Parliamentary disquiet surrounding HS2 has demonstrably increased in the last week, as Christopher Chope, the MP for Christchurch has tabled a bill which seeks to have a public referendum on HS2, whilst the House of Lords Economic Affairs Committee has announced that they will conduct an inquiry into the economic case for HS2.
On Monday 7th July, 37 Private Members Bills were submitted for the current session of Parliament, which runs up until the May General Election. Amongst those was a bill from Christopher Chope MP, “To make provision for a national referendum on whether the proposed construction of the HS2 railway should be supported financially by the UK taxpayer.”. The Bill was supported by Cheryl Gillan, Sir John Randall, Michael Fabricant, James Gray, Peter Bone and Andrew Turner. Whilst three of those MPs represent constituencies along the route, like Mr Chope, Messrs Gray, Bone and Turner do not, representing North Wiltshire, Wellingborough and the Isle of Wight respectively.
Normally, Private Members Bills stand little chance of even being debated, however with only 11 Bills being announced in The Queens Speech, prompting accusations that the current session is a ‘Zombie Parliament’, there may be a possibility that the Bill does get debated, and is currently scheduled for a second reading on Friday 23rd January 2015.
Penny Gaines, who has remained as Chair of Stop HS2 despite moving to Dorset from Buckinghamshire last year, when she became a constituent of Mr Chope said:
“I’ve met Christopher Chope and discussed HS2 with him on several occasions. He has been vocally opposed to HS2 for some time and I’m delighted that he has taken my concerns seriously. It is only right that the people expected to pay for HS2 have the chance to say that they don’t want to.”
Meanwhile, the House of Lords Economic Affairs Committee will conduct an inquiry into the economic case for HS2, with evidence to be submitted by 15th September, with Committee hearings due to take place in October. The Committee is inviting evidence on:
- Is there an economic case for HS2?
- Should the Department for Transport’s Strategic Case for HS2 published in October 2013 have included any other factors in making an economic case for the project?
- What are the likely economic benefits of HS2 to the Midlands, the North of England and to Scotland? Do they depend on complementary action by government and local authorities, for example by developing measures to attract investment and skilled workers?
- Will London be the main economic beneficiary of HS2? Might some areas of the country suffer economic disadvantage?
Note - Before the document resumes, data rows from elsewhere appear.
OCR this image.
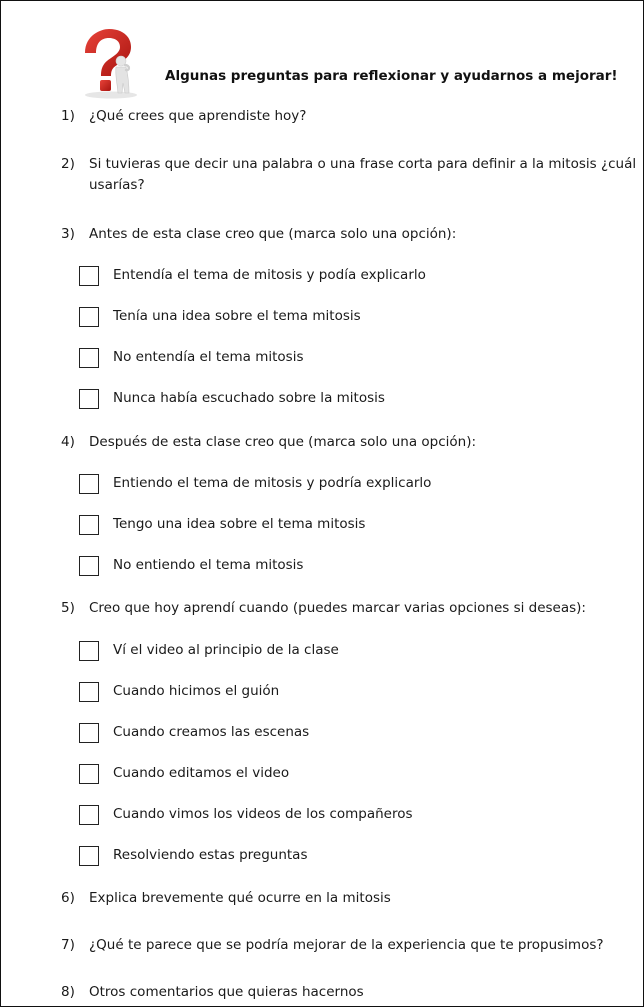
Algunas preguntas para reflexionar y ayudarnos a mejorar!
1)	¿Qué crees que aprendiste hoy?
2)	Si tuvieras que decir una palabra o una frase corta para definir a la mitosis ¿cuál usarías?
3)	Antes de esta clase creo que (marca solo una opción):
Entendía el tema de mitosis y podía explicarlo
Tenía una idea sobre el tema mitosis
No entendía el tema mitosis
Nunca había escuchado sobre la mitosis
4)	Después de esta clase creo que (marca solo una opción):
Entiendo el tema de mitosis y podría explicarlo
Tengo una idea sobre el tema mitosis
No entiendo el tema mitosis
5)	Creo que hoy aprendí cuando (puedes marcar varias opciones si deseas):
Ví el video al principio de la clase
Cuando hicimos el guión
Cuando creamos las escenas
Cuando editamos el video
Cuando vimos los videos de los compañeros
Resolviendo estas preguntas
6)	Explica brevemente qué ocurre en la mitosis
7)	¿Qué te parece que se podría mejorar de la experiencia que te propusimos?
8)	Otros comentarios que quieras hacernos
- How should HS2 be operated? Should it be a franchise in competition with the West and East Coast Main Lines?
- Should travellers pay higher fares on HS2 than other lines?
- Does the prospect of HS3 affect the economic case for HS2?
This inquiry will be the first inquiry from the Economic Affairs Committee since Labours’ Lord Hollick became chairman. He said:
“Our inquiry will attempt to get to the bottom of what the real economic impact of HS2 will be, who will benefit and who might lose out. We will find out whether the Government has taken full account of all the economic considerations in setting out the case for HS2 and what the impact will be in different parts of the UK.
Stop HS2 Campaign Manager Joe Rukin said:
“Despite the fact we keep being told there is political consensus for HS2, it seems that politicians still have a lot of questions which need to be answered. For a Bill to be put forward for a public referendum on HS2 by MPs who the majority of whom are well away from the route of HS2, along with the House of Lords announcing a new inquiry shows there is significant disquiet in Parliament about HS2.”
“We have no doubt that the House of Lords inquiry will find out what we all know, that there is no economic case for HS2 and there are far better things to spend taxpayers money on. We also welcome the call for a referendum on HS2. With current rail projects already under threat because they are going over budget, we are certain that with the massive cost of HS2 which will surely increase, the fact it is it simply not needed, and the fact the money could be much better spent elsewhere, that if the public were asked for their opinion they would give a resounding ‘No’ to HS2.”
“We sincerely hope the public get the chance to voice their opinion on HS2. In every single opinion poll for the last three years, HS2 has lost, even in the areas it is supposed to benefit. It would be easy enough to run a referendum at the same time as the next election in May, so we call on the Government to give the people their say.”